Le mercredi suivant, en sonnant à la porte de l'appartement de Martin, Emmanuelle s'aperçut qu'elle avait fait le chemin machinalement, sans penser à sa destination. L'excitation et l'attente qui lui réchauffaient le ventre d'habitude ne s'étaient pas manifestées. La petite porte bleue tardait à s'ouvrir mais cela n'inquiétait pas la jeune femme. Quand le premier tour de clé fit jouer le mécanisme de la serrure trois-points, dont la complexité contrastait grotesquement avec l'allure branlante de la porte, un frisson la parcourut de bas en haut. Un voisin passé là par hasard à cet instant aurait pu jurer voir une émanation de chaleur s'échapper du sommet de son crâne.
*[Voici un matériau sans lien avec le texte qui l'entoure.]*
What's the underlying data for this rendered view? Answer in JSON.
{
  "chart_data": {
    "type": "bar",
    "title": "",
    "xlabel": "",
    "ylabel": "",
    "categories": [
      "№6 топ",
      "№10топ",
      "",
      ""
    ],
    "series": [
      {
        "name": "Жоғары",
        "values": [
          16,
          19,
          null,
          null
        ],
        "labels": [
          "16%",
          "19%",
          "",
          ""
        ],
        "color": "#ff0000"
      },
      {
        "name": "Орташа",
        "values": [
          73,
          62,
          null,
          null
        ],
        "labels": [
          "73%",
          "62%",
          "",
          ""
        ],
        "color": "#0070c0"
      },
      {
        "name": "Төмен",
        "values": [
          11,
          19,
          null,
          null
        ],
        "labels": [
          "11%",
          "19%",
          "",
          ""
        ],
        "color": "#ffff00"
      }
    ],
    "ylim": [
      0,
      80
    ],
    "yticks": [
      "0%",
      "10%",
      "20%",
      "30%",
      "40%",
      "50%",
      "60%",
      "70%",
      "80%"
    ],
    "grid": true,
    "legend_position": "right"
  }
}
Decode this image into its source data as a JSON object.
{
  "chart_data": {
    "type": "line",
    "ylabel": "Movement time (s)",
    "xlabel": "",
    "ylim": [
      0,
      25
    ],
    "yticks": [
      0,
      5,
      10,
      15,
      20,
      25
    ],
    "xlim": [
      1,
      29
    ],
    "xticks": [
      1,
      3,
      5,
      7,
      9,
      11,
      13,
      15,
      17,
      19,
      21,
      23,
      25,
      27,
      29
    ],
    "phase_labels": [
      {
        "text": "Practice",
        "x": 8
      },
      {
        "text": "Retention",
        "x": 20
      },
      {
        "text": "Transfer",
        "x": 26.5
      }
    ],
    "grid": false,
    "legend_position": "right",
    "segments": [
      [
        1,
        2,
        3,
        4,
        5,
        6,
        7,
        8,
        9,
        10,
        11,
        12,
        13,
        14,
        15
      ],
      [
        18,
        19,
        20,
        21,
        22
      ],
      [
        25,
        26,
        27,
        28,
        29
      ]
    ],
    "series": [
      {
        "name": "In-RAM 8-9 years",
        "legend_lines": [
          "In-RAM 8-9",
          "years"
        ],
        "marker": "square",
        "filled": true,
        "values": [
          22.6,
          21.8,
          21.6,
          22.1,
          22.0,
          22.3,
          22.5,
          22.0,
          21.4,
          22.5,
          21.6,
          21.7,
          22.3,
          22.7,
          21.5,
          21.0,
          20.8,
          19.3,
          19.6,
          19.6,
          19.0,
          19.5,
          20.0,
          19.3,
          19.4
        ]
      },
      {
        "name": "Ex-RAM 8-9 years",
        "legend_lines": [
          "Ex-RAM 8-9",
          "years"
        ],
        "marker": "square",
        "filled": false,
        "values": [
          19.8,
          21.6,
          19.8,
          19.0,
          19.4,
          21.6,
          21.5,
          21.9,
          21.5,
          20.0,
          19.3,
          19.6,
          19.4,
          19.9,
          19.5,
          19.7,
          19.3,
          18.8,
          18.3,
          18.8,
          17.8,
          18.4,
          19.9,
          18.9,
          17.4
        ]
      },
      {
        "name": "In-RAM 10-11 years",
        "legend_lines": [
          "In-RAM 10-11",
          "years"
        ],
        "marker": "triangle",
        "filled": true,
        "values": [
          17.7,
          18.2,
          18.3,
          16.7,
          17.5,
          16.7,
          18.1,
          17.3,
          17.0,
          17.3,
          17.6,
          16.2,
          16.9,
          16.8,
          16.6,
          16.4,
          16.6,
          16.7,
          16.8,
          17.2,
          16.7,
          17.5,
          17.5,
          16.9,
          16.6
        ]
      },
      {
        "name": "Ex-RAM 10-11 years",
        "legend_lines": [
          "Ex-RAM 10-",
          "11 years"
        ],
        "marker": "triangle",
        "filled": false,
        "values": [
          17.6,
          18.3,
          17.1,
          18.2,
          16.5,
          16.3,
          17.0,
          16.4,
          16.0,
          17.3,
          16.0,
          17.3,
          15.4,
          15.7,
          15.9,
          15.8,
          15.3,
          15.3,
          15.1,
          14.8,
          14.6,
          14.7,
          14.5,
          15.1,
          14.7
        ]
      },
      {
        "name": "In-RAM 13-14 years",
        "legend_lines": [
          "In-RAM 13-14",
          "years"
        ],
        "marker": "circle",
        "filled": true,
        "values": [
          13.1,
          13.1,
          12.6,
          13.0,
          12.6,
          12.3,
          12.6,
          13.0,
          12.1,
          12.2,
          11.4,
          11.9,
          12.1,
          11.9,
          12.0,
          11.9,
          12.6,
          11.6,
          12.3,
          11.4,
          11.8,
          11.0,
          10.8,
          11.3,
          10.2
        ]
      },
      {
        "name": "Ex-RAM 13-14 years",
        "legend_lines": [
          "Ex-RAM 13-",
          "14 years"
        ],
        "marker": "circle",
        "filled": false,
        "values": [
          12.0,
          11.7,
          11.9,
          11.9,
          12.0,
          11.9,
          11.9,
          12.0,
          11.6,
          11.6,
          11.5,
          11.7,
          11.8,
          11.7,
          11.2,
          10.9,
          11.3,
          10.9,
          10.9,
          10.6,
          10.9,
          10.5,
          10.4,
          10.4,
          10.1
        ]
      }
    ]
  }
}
Et puis, plus rien. Ce n'était pas lui, ce n'était même pas elle. Peut-être que c'était eux ? Ça avait été marrant au début, vraiment. Et par marrant — il le savait—, elle voulait dire : « vraiment bien ». Mais ça ne l'était plus. Il n'y avait plus rien à apprendre, plus rien d'autre à échanger que des très bons souvenirs. Les conversations banales, elle les réservait à ses collègues de bureau. Ils avaient fait ce qu'ils avaient à faire ensemble, c'était tout. Qui a dit que l'intensité d'un amour se mesure à sa longévité ? Elle avait été vraiment très amoureuse. Plus peut-être, qu'elle ne l'avait jamais été. C'est ce qu'elle lui avait dit en tous cas, se demandant parfois si c'était bien vrai. Plutôt que de voir cet amour dépérir, se recroqueviller dans un lit d'hôpital, elle préférait le débrancher. En faire le deuil tant qu'il n'était encore pas trop flétri. C'était un choix difficilement défendable, elle en avait conscience. Elle ne se demandait pas vraiment comment le justifier. D'une manière ou d'une autre, cette histoire connaîtrait une fin, et elle serait nécessairement déplaisante. Alors pourquoi pas celle-ci, plutôt qu'une autre ? Quitter Martin comme pour lui prouver qu'elle l'aimait encore… Non, cela, c'était vraiment trop ridicule. Quitter Martin pour lui prouver qu'elle tenait encore à l'image qu'elle se faisait de leur amour. Des efforts ? Plutôt mourir. Elle ne tenait pas à en faire et encore moins à ce que lui en fasse. C'était ce freluquet dilettante qui l'avait séduite et il n'était pas question de le changer. Non, une histoire d'amour ça devait être simple. Sinon, ce n'était pas la peine. Les efforts, les compromis, ça ne l'intéressait pas. Pas dans ce domaine. Tout ça préfigurait des discussions plus ou moins houleuses, quelques fâcheries, des mises au point et tout un tas de complications. Martin était quelqu'un de bien, il pourrait faire des efforts. Il en était capable, elle n'en doutait pas. Mais faire des efforts, des concessions ou des sacrifices, appelez-ça comme vous voulez, s'altérer, c'était déjà trahir l'autre. Changez pour celui que vous aimez, et vous n'êtes plus celle dont il est tombé amoureux. Les choses qu'elle n'aimait pas chez lui, elle voulait continuer de ne pas les aimer.

Elle jeta son manteau sur le canapé défraichi du salon et se pencha sur Martin pour l'embrasser au coin de la lèvre — comme ils le faisaient maladroitement lors de leurs premières rencontres.